WEEK 2 – When you are ill

When you are ill, what your illness means depends on where you live and the cultural connotations associated with whatever you have been diagnosed with. If you have lung cancer, people will assume that you are probably, or were probably a smoker, and that there should be minimal sympathy towards your illness. Obesity? You should have been watching your diet, and you should have taken control over your lifestyle. You have a stigmatized sexually transmitted infection, and you are afraid to meet potential new sexual partners, as you are afraid of the rejection you may face when you disclose your illness to them.

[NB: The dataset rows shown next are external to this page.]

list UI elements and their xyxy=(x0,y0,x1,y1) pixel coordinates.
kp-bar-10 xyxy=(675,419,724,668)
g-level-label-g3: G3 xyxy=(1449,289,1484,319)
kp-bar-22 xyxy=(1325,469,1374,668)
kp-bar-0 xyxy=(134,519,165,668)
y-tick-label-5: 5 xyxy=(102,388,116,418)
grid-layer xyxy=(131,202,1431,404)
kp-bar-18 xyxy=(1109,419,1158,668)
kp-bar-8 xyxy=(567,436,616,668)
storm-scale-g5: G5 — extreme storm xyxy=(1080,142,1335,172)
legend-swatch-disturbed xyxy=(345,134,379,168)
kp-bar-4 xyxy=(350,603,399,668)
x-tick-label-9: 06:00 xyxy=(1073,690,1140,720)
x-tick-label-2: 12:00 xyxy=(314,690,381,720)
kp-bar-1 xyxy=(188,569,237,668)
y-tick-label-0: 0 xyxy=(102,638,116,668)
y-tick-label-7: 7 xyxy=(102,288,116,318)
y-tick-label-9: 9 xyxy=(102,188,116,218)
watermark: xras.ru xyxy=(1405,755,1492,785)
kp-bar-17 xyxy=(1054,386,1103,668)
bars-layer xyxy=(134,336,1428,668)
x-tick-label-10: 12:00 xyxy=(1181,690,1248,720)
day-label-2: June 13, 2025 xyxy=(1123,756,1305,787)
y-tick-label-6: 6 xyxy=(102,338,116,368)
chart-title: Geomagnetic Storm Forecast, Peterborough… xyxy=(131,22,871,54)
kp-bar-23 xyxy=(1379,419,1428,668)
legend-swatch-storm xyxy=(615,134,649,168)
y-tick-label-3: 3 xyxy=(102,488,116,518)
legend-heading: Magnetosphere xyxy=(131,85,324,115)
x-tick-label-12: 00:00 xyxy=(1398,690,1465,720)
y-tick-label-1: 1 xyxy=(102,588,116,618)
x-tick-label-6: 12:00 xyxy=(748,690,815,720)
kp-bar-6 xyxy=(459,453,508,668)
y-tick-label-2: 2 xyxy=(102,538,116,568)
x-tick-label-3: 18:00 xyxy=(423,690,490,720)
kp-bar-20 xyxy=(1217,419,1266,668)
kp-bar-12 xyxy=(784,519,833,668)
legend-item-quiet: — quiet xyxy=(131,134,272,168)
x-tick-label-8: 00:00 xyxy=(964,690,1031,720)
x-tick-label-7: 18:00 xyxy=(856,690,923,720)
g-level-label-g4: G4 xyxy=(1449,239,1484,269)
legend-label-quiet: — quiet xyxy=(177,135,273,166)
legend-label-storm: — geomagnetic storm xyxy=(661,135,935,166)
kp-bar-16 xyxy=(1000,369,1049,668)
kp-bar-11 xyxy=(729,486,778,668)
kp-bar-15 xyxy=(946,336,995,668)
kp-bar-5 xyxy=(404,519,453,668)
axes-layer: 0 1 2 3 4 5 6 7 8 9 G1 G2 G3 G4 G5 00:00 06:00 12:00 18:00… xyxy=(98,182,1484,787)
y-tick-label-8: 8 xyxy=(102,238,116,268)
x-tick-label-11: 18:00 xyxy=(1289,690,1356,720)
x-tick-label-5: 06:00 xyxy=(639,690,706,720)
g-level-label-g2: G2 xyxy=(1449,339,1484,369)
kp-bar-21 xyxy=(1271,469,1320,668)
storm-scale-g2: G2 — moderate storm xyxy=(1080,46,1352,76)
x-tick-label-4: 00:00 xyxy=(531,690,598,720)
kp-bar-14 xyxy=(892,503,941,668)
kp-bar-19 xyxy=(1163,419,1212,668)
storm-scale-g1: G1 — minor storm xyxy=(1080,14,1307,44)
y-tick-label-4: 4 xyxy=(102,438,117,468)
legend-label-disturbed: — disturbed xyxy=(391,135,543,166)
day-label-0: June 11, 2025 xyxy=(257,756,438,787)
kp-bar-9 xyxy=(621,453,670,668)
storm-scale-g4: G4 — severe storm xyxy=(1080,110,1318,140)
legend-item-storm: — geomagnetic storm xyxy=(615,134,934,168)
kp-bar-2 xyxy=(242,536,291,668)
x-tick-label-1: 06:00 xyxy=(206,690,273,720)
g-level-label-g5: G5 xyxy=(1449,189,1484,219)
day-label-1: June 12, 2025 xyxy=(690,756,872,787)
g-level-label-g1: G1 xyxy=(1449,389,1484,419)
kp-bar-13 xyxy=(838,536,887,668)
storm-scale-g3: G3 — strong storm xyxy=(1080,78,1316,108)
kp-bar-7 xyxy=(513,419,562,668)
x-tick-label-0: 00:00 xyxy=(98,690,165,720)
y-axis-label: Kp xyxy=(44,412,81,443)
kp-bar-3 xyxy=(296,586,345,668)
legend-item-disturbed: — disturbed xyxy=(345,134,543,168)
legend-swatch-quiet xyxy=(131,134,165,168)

The social stigma that comes with many illnesses is quite interesting, because as Conrad and Barker mention, “from a constructionist standpoint, there is nothing inherent about a condition that makes it stigmatizing, rather it is the social response to the condition and some of its manifestations, or the type of individuals who suffer from it, that make a condition stigmatized” (Conrad & Barker, S69). This makes me think about diseases such as HIV/AIDS, which carry a heavy amount of social stigma with them. Though HIV/AIDS is not as deadly today as it used to be when it first was identified as a pandemic, it is still heavily stigmatized. The stigma comes from the way the disease is spread and the people identified with those modes of transmission: needle sharing (drug users), unprotected sex (homosexual men), mother-to-child (poor, diseased Africans). Admitting you have the disease is akin to admitting that you are taking part in what is/was considered a “deviant” act or lifestyle that goes against the values of the majority, disease free population.